Mr Murtagh said the company believed it was prudent not to pay an interim dividend, and would review its shareholder returns policy in light of the weak economy.

“We expect that the economic environment will remain weak, with confidence for businesses to make investment decisions curtailed,” he said.

“On a more positive note, policy makers are more focussed on ensuring buildings are more energy efficient, which is a supportive long-term trend.”

Kingspan has more than €1 billion in cash and undrawn credit. Strong cashflow aided the the company in cutting net debt by €195.3 million during the first half of the year to €437.9 million.

Free cashflow more than trebled to €260 million in the first half, from €80 million during the same period in 2019.

So far in 2020 it has agreed or completed deals to buy three companies that have a combined turnover of €400 million.

The group has just agreed to buy Slovenian roof and facade manufacturer, Trimo. In April, it bought the light and air business of Colt. Early in the second half it agreed to buy Romanian insulated panel manufacturer, Terasteel.

Resilient

News of the Trimo deal emerged this week. The Slovenian company has sales of around €100 million a year. It is understood Kingspan paid less than that sum for the business.

Mr Murtagh said the markets for Trimo’s products were mainly across Europe, but global in some cases. “We’ve been trying to acquire it for well in excess of 10 years,” he said.

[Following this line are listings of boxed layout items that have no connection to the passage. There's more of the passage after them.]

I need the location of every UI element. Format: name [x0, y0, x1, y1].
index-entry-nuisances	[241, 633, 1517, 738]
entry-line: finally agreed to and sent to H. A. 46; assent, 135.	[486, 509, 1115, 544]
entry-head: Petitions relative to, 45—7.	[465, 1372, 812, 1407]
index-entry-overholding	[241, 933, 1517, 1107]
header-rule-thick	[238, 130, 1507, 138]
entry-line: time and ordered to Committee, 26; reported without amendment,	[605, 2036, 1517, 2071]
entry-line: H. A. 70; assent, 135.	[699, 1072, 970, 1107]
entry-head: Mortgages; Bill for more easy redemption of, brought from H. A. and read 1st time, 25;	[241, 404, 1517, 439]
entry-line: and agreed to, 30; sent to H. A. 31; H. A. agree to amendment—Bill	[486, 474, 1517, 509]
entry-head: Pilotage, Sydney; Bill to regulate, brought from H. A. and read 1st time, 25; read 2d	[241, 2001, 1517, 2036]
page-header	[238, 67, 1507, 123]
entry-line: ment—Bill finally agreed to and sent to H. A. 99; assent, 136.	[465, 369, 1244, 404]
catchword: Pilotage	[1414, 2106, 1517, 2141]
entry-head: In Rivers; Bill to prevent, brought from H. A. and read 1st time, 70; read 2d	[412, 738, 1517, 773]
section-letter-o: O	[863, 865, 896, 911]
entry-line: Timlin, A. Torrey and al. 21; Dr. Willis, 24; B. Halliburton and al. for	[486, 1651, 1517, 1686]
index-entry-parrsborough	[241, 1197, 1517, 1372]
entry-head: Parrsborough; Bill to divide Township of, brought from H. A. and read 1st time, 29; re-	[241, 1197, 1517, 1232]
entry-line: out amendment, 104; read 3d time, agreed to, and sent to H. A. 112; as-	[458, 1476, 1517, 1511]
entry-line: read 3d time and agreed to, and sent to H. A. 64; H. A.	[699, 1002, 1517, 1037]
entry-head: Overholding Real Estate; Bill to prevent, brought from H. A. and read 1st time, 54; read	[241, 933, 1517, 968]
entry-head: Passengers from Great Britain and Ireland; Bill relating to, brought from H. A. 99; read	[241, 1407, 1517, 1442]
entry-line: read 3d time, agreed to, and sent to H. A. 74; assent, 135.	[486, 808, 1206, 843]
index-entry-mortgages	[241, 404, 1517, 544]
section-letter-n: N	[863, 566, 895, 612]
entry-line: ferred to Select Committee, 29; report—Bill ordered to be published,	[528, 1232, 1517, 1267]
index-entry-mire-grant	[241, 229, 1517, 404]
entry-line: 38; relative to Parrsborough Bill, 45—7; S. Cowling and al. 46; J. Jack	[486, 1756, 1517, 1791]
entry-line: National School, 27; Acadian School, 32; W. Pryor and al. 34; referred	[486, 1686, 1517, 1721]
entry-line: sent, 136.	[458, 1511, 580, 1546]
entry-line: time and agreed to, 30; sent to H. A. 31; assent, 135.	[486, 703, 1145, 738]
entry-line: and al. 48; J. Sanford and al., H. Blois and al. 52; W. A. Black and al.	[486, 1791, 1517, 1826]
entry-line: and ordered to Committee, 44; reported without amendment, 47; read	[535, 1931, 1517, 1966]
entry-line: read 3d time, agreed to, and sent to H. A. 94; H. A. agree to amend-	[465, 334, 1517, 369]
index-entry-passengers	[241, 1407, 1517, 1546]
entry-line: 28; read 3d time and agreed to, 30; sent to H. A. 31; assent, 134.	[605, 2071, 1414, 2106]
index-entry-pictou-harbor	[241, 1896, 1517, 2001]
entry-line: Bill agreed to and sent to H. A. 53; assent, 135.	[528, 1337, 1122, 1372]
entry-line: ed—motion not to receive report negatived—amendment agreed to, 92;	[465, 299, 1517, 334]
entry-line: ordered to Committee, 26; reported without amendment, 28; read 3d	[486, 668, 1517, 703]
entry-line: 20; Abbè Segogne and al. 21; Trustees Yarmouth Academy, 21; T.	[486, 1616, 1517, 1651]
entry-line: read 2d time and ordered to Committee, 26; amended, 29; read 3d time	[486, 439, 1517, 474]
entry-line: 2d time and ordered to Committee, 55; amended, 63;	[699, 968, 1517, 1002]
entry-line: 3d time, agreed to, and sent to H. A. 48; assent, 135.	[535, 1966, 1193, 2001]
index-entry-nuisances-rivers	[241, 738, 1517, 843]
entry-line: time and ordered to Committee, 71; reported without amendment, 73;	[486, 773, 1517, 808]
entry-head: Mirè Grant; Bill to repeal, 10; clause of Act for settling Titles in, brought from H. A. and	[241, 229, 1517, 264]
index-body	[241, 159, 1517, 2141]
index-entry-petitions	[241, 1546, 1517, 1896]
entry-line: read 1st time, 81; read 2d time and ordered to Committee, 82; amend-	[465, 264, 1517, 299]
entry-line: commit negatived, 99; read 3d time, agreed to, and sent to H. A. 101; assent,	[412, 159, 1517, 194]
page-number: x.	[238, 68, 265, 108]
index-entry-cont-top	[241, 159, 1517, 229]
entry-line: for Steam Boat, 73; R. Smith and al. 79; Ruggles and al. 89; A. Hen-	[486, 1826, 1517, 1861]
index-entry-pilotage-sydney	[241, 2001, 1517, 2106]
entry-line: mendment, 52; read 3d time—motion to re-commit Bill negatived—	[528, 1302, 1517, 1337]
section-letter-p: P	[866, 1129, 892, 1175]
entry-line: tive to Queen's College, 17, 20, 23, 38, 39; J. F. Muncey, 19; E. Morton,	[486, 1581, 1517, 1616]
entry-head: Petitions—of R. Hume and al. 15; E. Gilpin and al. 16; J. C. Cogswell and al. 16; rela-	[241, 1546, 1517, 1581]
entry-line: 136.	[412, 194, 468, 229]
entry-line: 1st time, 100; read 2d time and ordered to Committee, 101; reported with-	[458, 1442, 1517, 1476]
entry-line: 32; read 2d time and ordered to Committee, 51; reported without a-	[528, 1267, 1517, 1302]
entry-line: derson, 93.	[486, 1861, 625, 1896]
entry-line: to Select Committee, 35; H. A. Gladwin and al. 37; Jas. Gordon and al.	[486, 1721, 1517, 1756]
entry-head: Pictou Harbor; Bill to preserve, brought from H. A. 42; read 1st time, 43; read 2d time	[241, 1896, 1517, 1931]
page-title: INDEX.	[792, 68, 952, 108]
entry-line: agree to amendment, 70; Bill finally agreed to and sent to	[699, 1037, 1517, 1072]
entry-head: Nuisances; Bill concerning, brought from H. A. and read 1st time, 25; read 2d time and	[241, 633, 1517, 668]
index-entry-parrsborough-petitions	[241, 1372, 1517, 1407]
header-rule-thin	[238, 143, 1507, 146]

He added that on average, it took Kingspan eight years to finally buy the businesses it targets.

Kingspan will remain on the acquisitions trail, despite ongoing uncertainty, but Mr Murtagh said travel restrictions slowed the speed at which deals get done.

He described Kingspan’s first-half performance as resilient in the face of unparalleled challenges.

“Performance has varied substantially from region to region depending on the severity and length of Government restrictions, and been helped by our rapid introduction of cost containment measures,” he added.

Kingspan expects the general economic environment to be tougher than it was before the Covid-19 crisis.